I’ve just completed my first coding project in my Master’s pursuit. It was to write an artificial intelligence agent that could solve the ‘Sheep and Wolves’ problem. For those unfamiliar, this problem goes like this:

A farmer has some number of sheep and wolves. He also has a boat. He needs to get these animals across a river, but can only take 2 at a time. Now, he can never leave more wolves than sheep on either side of the river, or the wolves will eat the sheep. He also cannot cross with less than 1 animal either direction (he gets lonely).

So, we had discussed several problem solving methodologies in class. The goal of this course in particular is to solve these AI problems taking a more human/cognitive approach (as opposed to purely optimal solutions as seen in Machine Learning). I ended up using a model called “Generate and Test” which is a fancy way to say, take an informed guess, and see if it is correct.

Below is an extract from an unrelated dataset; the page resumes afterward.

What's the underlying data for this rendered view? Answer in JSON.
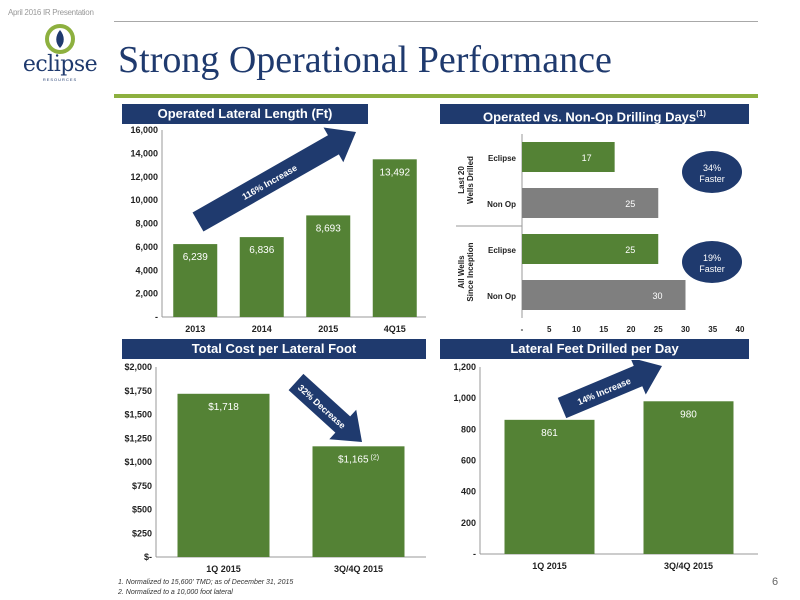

I accomplished this through building a state tree of the problem and all its possible “move”. For example, the farmer can only take:

  • 1 sheep
  • 1 wolf
  • 1 sheep and 1 wolf
  • 2 sheep
  • 2 wolves

So, we build a state to represent the starting condition, then update it based on these 5 possible outcomes. Then these 5 possibilities again branch out into 5 more possible outcomes each, and so on until a tree of every conceivable (and valid) possibility is complete. This is a lot of compute! So, I came up with a couple of heuristics to limit the state space a bit.

First, there are tight limitations on which states can be created and added to the tree. No illegal moves based on the problem rules, no bringing 2 animals back from the starting side of the river, this sort of thing.

Secondly, a simple boolean to check and see if the “success” state was ever achieved. This check was performed against a Set structure with constant time lookups (very efficient) in which I placed every state as it was generated. If we ever see the success state, we stop generating immediately.

Finally, a BFS through the tree looking for this success state completes the solution, and a tree walk back to the root node of the state tree delivers the list of moves needed to arrive at the solution. Very cool stuff.